Can Galvanic Skin Response Be Used as a Quantitative Estimate of Sympathetic Nerve Activity in Regional Anesthesia?

Abstract
To study the relationship between skin sympathetic nerve activity and changes in skin resistance (galvanic skin response--GSR), efferent sympathetic and sensory nerves to the hand were blocked by an axillary nerve blockade in 15 healthy subjects. Subsequently, intraneural electrical stimuli in the median nerve distal to the axillary nerve block were used to evoke changes in skin resistance and in water vapor partial pressure in the sensory and sympathetically denervated hand.
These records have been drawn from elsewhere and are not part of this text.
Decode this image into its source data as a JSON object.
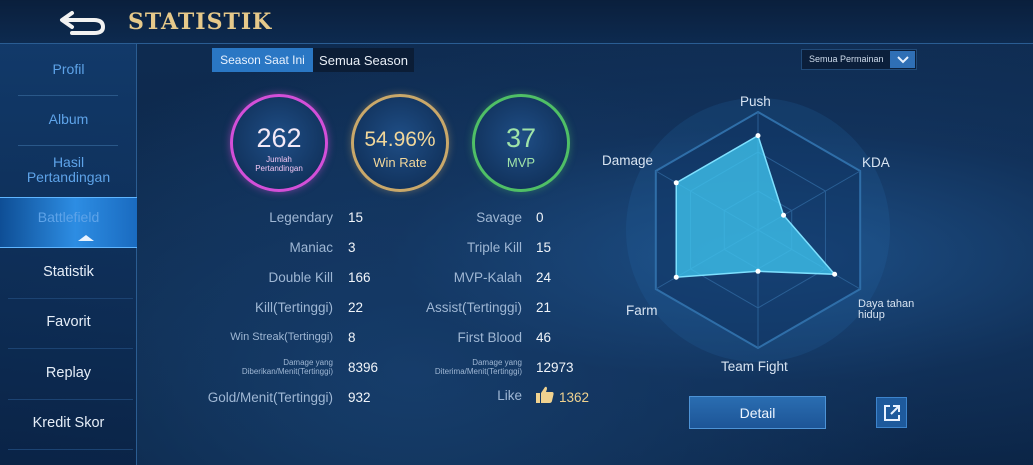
{
  "header": {
    "title": "STATISTIK",
    "back_icon": "back-arrow-icon"
  },
  "sidebar": {
    "top_items": [
      {
        "label": "Profil"
      },
      {
        "label": "Album"
      },
      {
        "label": "Hasil Pertandingan"
      },
      {
        "label": "Battlefield"
      }
    ],
    "sub_items": [
      {
        "label": "Statistik"
      },
      {
        "label": "Favorit"
      },
      {
        "label": "Replay"
      },
      {
        "label": "Kredit Skor"
      }
    ]
  },
  "tabs": {
    "current": "Season Saat Ini",
    "all": "Semua Season"
  },
  "filter": {
    "selected": "Semua Permainan"
  },
  "circles": {
    "matches": {
      "value": "262",
      "label": "Jumlah Pertandingan"
    },
    "winrate": {
      "value": "54.96%",
      "label": "Win Rate"
    },
    "mvp": {
      "value": "37",
      "label": "MVP"
    }
  },
  "stats_left": [
    {
      "label": "Legendary",
      "value": "15"
    },
    {
      "label": "Maniac",
      "value": "3"
    },
    {
      "label": "Double Kill",
      "value": "166"
    },
    {
      "label": "Kill(Tertinggi)",
      "value": "22"
    },
    {
      "label": "Win Streak(Tertinggi)",
      "value": "8"
    },
    {
      "label": "Damage yang Diberikan/Menit(Tertinggi)",
      "value": "8396"
    },
    {
      "label": "Gold/Menit(Tertinggi)",
      "value": "932"
    }
  ],
  "stats_right": [
    {
      "label": "Savage",
      "value": "0"
    },
    {
      "label": "Triple Kill",
      "value": "15"
    },
    {
      "label": "MVP-Kalah",
      "value": "24"
    },
    {
      "label": "Assist(Tertinggi)",
      "value": "21"
    },
    {
      "label": "First Blood",
      "value": "46"
    },
    {
      "label": "Damage yang Diterima/Menit(Tertinggi)",
      "value": "12973"
    },
    {
      "label": "Like",
      "value": "1362"
    }
  ],
  "radar": {
    "axes": [
      "Push",
      "KDA",
      "Daya tahan hidup",
      "Team Fight",
      "Farm",
      "Damage"
    ],
    "values": [
      0.8,
      0.25,
      0.75,
      0.35,
      0.8,
      0.8
    ]
  },
  "buttons": {
    "detail": "Detail"
  },
  "colors": {
    "accent": "#2a77c4",
    "title_gold": "#e6c98a",
    "matches_ring": "#d34fd8",
    "winrate_ring": "#c9a86a",
    "mvp_ring": "#4fbf66",
    "radar_fill": "#3fc4ee"
  }
}
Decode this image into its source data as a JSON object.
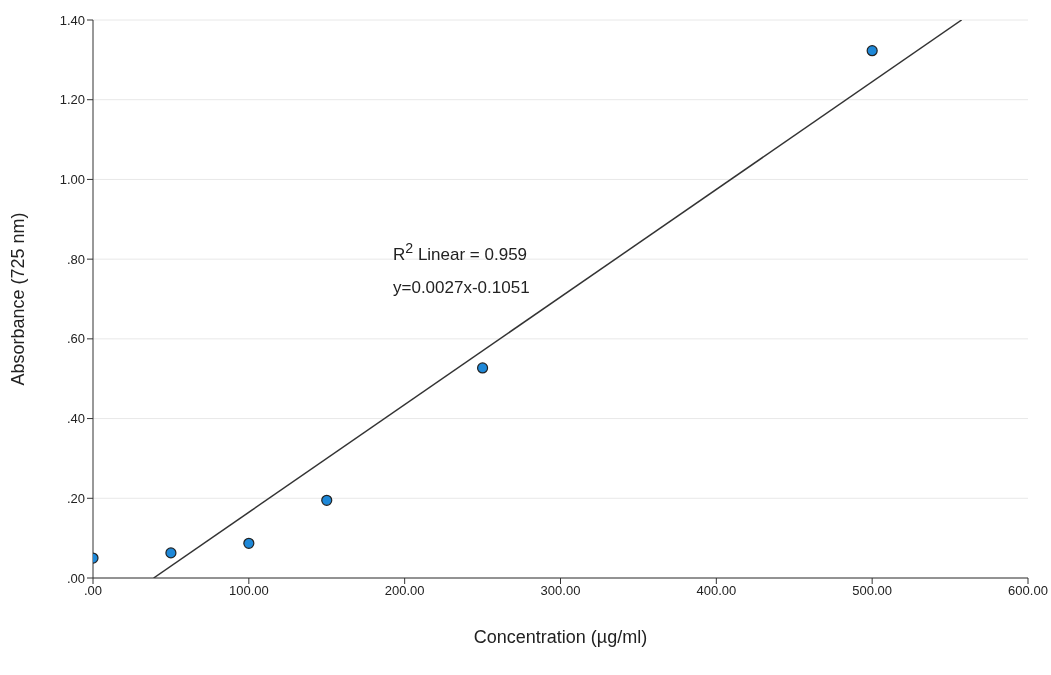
{
  "chart_data": {
    "type": "scatter",
    "xlabel": "Concentration (µg/ml)",
    "ylabel": "Absorbance (725 nm)",
    "annotations": [
      "R$^{2}$ Linear = 0.959",
      "y=0.0027x-0.1051"
    ],
    "series": [
      {
        "color": "#1e88d8",
        "x": [
          0,
          50,
          100,
          150,
          250,
          500
        ],
        "values": [
          0.05,
          0.063,
          0.087,
          0.195,
          0.527,
          1.323
        ],
        "marker": "circle"
      },
      {
        "type": "line",
        "color": "#333333",
        "x": [
          38.9,
          557.4
        ],
        "values": [
          0,
          1.4
        ],
        "marker": "none"
      }
    ],
    "xlim": [
      0,
      600
    ],
    "xticks": [
      {
        "value": 0,
        "label": ".00"
      },
      {
        "value": 100,
        "label": "100.00"
      },
      {
        "value": 200,
        "label": "200.00"
      },
      {
        "value": 300,
        "label": "300.00"
      },
      {
        "value": 400,
        "label": "400.00"
      },
      {
        "value": 500,
        "label": "500.00"
      },
      {
        "value": 600,
        "label": "600.00"
      }
    ],
    "ylim": [
      0,
      1.4
    ],
    "yticks": [
      {
        "value": 0,
        "label": ".00"
      },
      {
        "value": 0.2,
        "label": ".20"
      },
      {
        "value": 0.4,
        "label": ".40"
      },
      {
        "value": 0.6,
        "label": ".60"
      },
      {
        "value": 0.8,
        "label": ".80"
      },
      {
        "value": 1,
        "label": "1.00"
      },
      {
        "value": 1.2,
        "label": "1.20"
      },
      {
        "value": 1.4,
        "label": "1.40"
      }
    ],
    "grid": "y",
    "legend": false
  }
}
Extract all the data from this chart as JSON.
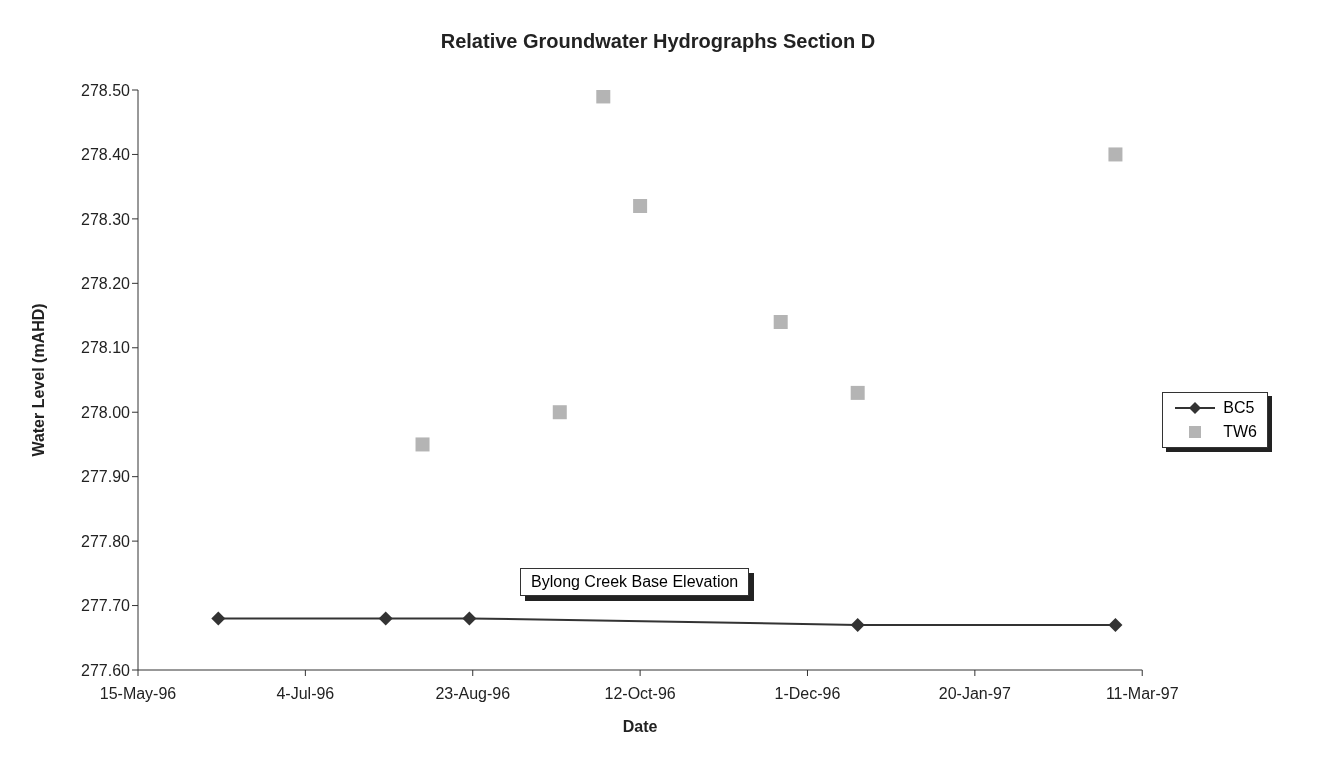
{
  "chart_data": {
    "type": "scatter",
    "title": "Relative Groundwater Hydrographs Section D",
    "xlabel": "Date",
    "ylabel": "Water Level (mAHD)",
    "series": [
      {
        "name": "BC5",
        "type": "line",
        "color": "#333333",
        "marker": "diamond",
        "x": [
          "1996-06-08",
          "1996-07-28",
          "1996-08-22",
          "1996-12-16",
          "1997-03-03"
        ],
        "values": [
          277.68,
          277.68,
          277.68,
          277.67,
          277.67
        ]
      },
      {
        "name": "TW6",
        "color": "#b4b4b4",
        "marker": "square",
        "x": [
          "1996-08-08",
          "1996-09-18",
          "1996-10-01",
          "1996-10-12",
          "1996-11-23",
          "1996-12-16",
          "1997-03-03"
        ],
        "values": [
          277.95,
          278.0,
          278.49,
          278.32,
          278.14,
          278.03,
          278.4
        ]
      }
    ],
    "xlim": [
      "1996-05-15",
      "1997-03-11"
    ],
    "xticks": [
      {
        "value": "1996-05-15",
        "label": "15-May-96"
      },
      {
        "value": "1996-07-04",
        "label": "4-Jul-96"
      },
      {
        "value": "1996-08-23",
        "label": "23-Aug-96"
      },
      {
        "value": "1996-10-12",
        "label": "12-Oct-96"
      },
      {
        "value": "1996-12-01",
        "label": "1-Dec-96"
      },
      {
        "value": "1997-01-20",
        "label": "20-Jan-97"
      },
      {
        "value": "1997-03-11",
        "label": "11-Mar-97"
      }
    ],
    "ylim": [
      277.6,
      278.5
    ],
    "yticks": [
      {
        "value": 277.6,
        "label": "277.60"
      },
      {
        "value": 277.7,
        "label": "277.70"
      },
      {
        "value": 277.8,
        "label": "277.80"
      },
      {
        "value": 277.9,
        "label": "277.90"
      },
      {
        "value": 278.0,
        "label": "278.00"
      },
      {
        "value": 278.1,
        "label": "278.10"
      },
      {
        "value": 278.2,
        "label": "278.20"
      },
      {
        "value": 278.3,
        "label": "278.30"
      },
      {
        "value": 278.4,
        "label": "278.40"
      },
      {
        "value": 278.5,
        "label": "278.50"
      }
    ],
    "annotations": [
      "Bylong Creek Base Elevation"
    ],
    "grid": false,
    "legend": "right"
  }
}
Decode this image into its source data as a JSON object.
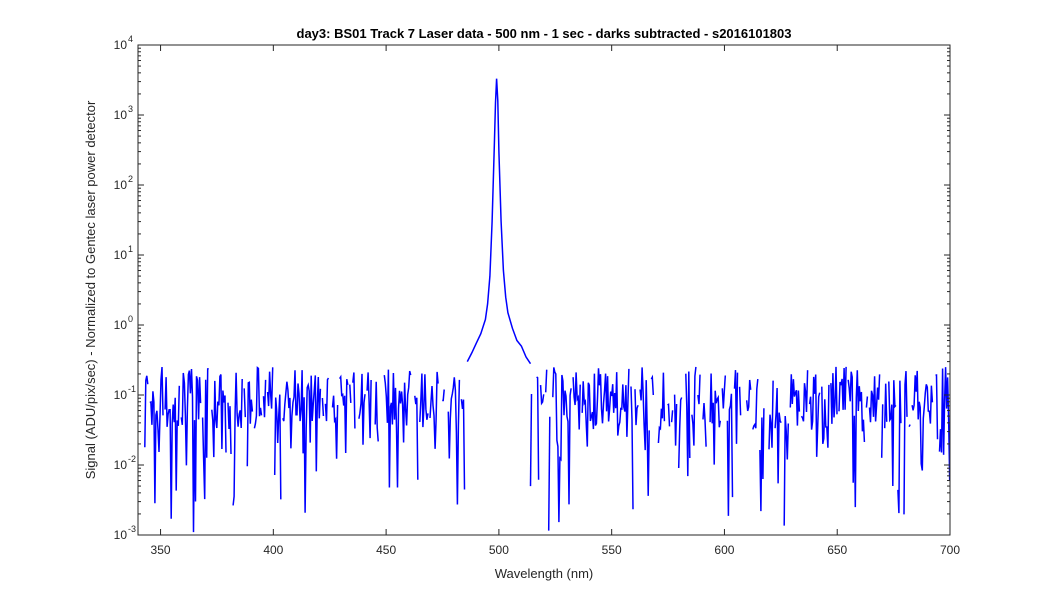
{
  "chart_data": {
    "type": "line",
    "title": "day3: BS01  Track 7 Laser data - 500 nm - 1 sec - darks subtracted - s2016101803",
    "xlabel": "Wavelength (nm)",
    "ylabel": "Signal (ADU/pix/sec) - Normalized to Gentec laser power detector",
    "xlim": [
      340,
      700
    ],
    "ylim": [
      0.001,
      10000
    ],
    "yscale": "log",
    "x_ticks": [
      350,
      400,
      450,
      500,
      550,
      600,
      650,
      700
    ],
    "y_ticks": [
      {
        "base": "10",
        "exp": "-3",
        "value": 0.001
      },
      {
        "base": "10",
        "exp": "-2",
        "value": 0.01
      },
      {
        "base": "10",
        "exp": "-1",
        "value": 0.1
      },
      {
        "base": "10",
        "exp": "0",
        "value": 1
      },
      {
        "base": "10",
        "exp": "1",
        "value": 10
      },
      {
        "base": "10",
        "exp": "2",
        "value": 100
      },
      {
        "base": "10",
        "exp": "3",
        "value": 1000
      },
      {
        "base": "10",
        "exp": "4",
        "value": 10000
      }
    ],
    "grid": false,
    "series": [
      {
        "color": "#0000ff",
        "peak_points": [
          [
            486,
            0.3
          ],
          [
            488,
            0.4
          ],
          [
            490,
            0.55
          ],
          [
            492,
            0.75
          ],
          [
            494,
            1.2
          ],
          [
            495,
            2.0
          ],
          [
            496,
            5.0
          ],
          [
            497,
            30
          ],
          [
            498,
            400
          ],
          [
            498.5,
            1500
          ],
          [
            499,
            3300
          ],
          [
            499.5,
            1600
          ],
          [
            500,
            300
          ],
          [
            501,
            30
          ],
          [
            502,
            6
          ],
          [
            503,
            2.5
          ],
          [
            504,
            1.5
          ],
          [
            506,
            0.9
          ],
          [
            508,
            0.6
          ],
          [
            510,
            0.5
          ],
          [
            512,
            0.35
          ],
          [
            514,
            0.28
          ]
        ],
        "noise_range_low": [
          343,
          486
        ],
        "noise_range_high": [
          514,
          700
        ],
        "noise_level": 0.1
      }
    ]
  }
}
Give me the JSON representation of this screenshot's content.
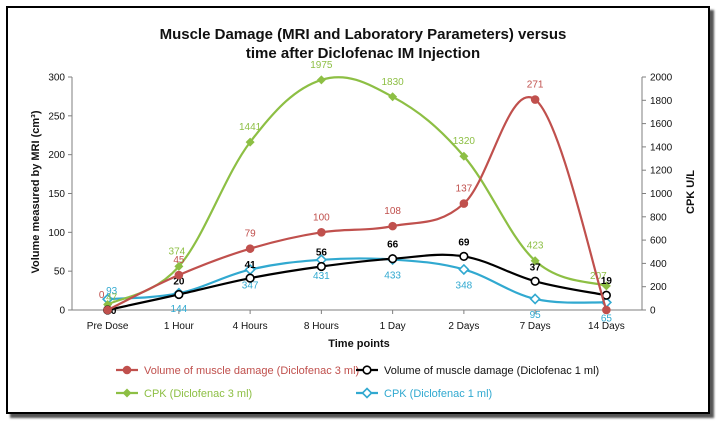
{
  "chart_data": {
    "type": "line",
    "title_line1": "Muscle Damage (MRI and Laboratory Parameters) versus",
    "title_line2": "time after Diclofenac IM Injection",
    "xlabel": "Time points",
    "ylabel_left": "Volume measured by MRI (cm³)",
    "ylabel_right": "CPK U/L",
    "categories": [
      "Pre Dose",
      "1 Hour",
      "4 Hours",
      "8 Hours",
      "1 Day",
      "2 Days",
      "7 Days",
      "14 Days"
    ],
    "ylim_left": [
      0,
      300
    ],
    "yticks_left": [
      "0",
      "50",
      "100",
      "150",
      "200",
      "250",
      "300"
    ],
    "ylim_right": [
      0,
      2000
    ],
    "yticks_right": [
      "0",
      "200",
      "400",
      "600",
      "800",
      "1000",
      "1200",
      "1400",
      "1600",
      "1800",
      "2000"
    ],
    "grid": false,
    "legend_position": "bottom",
    "series": [
      {
        "name": "Volume of muscle damage (Diclofenac 3 ml)",
        "axis": "left",
        "color": "#c0504d",
        "marker": "circle-filled",
        "values": [
          0,
          45,
          79,
          100,
          108,
          137,
          271,
          0
        ],
        "labels": [
          "0",
          "45",
          "79",
          "100",
          "108",
          "137",
          "271",
          ""
        ]
      },
      {
        "name": "Volume of muscle damage (Diclofenac 1 ml)",
        "axis": "left",
        "color": "#000000",
        "marker": "circle-open",
        "values": [
          0,
          20,
          41,
          56,
          66,
          69,
          37,
          19
        ],
        "labels": [
          "0",
          "20",
          "41",
          "56",
          "66",
          "69",
          "37",
          "19"
        ]
      },
      {
        "name": "CPK (Diclofenac 3 ml)",
        "axis": "right",
        "color": "#8dbf44",
        "marker": "diamond-filled",
        "values": [
          47,
          374,
          1441,
          1975,
          1830,
          1320,
          423,
          207
        ],
        "labels": [
          "47",
          "374",
          "1441",
          "1975",
          "1830",
          "1320",
          "423",
          "207"
        ]
      },
      {
        "name": "CPK (Diclofenac 1 ml)",
        "axis": "right",
        "color": "#31a9d0",
        "marker": "diamond-open",
        "values": [
          93,
          144,
          347,
          431,
          433,
          348,
          95,
          65
        ],
        "labels": [
          "93",
          "144",
          "347",
          "431",
          "433",
          "348",
          "95",
          "65"
        ]
      }
    ]
  }
}
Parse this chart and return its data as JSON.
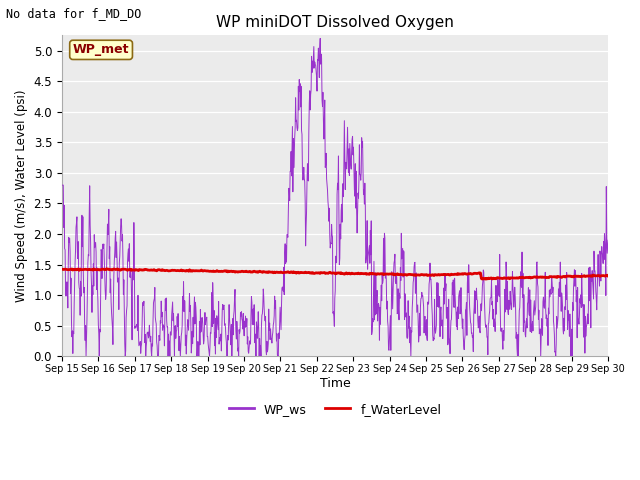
{
  "title": "WP miniDOT Dissolved Oxygen",
  "top_left_text": "No data for f_MD_DO",
  "legend_box_text": "WP_met",
  "xlabel": "Time",
  "ylabel": "Wind Speed (m/s), Water Level (psi)",
  "ylim": [
    0.0,
    5.25
  ],
  "yticks": [
    0.0,
    0.5,
    1.0,
    1.5,
    2.0,
    2.5,
    3.0,
    3.5,
    4.0,
    4.5,
    5.0
  ],
  "bg_color": "#ebebeb",
  "fig_color": "#ffffff",
  "purple_color": "#9933cc",
  "red_color": "#dd0000",
  "legend_labels": [
    "WP_ws",
    "f_WaterLevel"
  ],
  "num_points_ws": 1200,
  "num_points_wl": 600
}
With increasing frequency of stimulation, skin resistance decreased and water vapor partial pressure increased until stimuli exceeded 10 Hz. When an additional burst of impulses was added to the background stimulation, GSR amplitude varied in a nonlinear fashion with the background frequency. Stimulation-induced GSR was completely abolished in a dose-dependent manner by systemically (intravenously) administered atropine. The results indicate that GSR depends on the preceding level of nerve traffic in the sympathetic sudomotor nerve fibers. Consequently, skin resistance recordings cannot be used to quantify sympathetic nerve traffic and thus do not express the completeness of sympathetic blockade in regional anesthesia.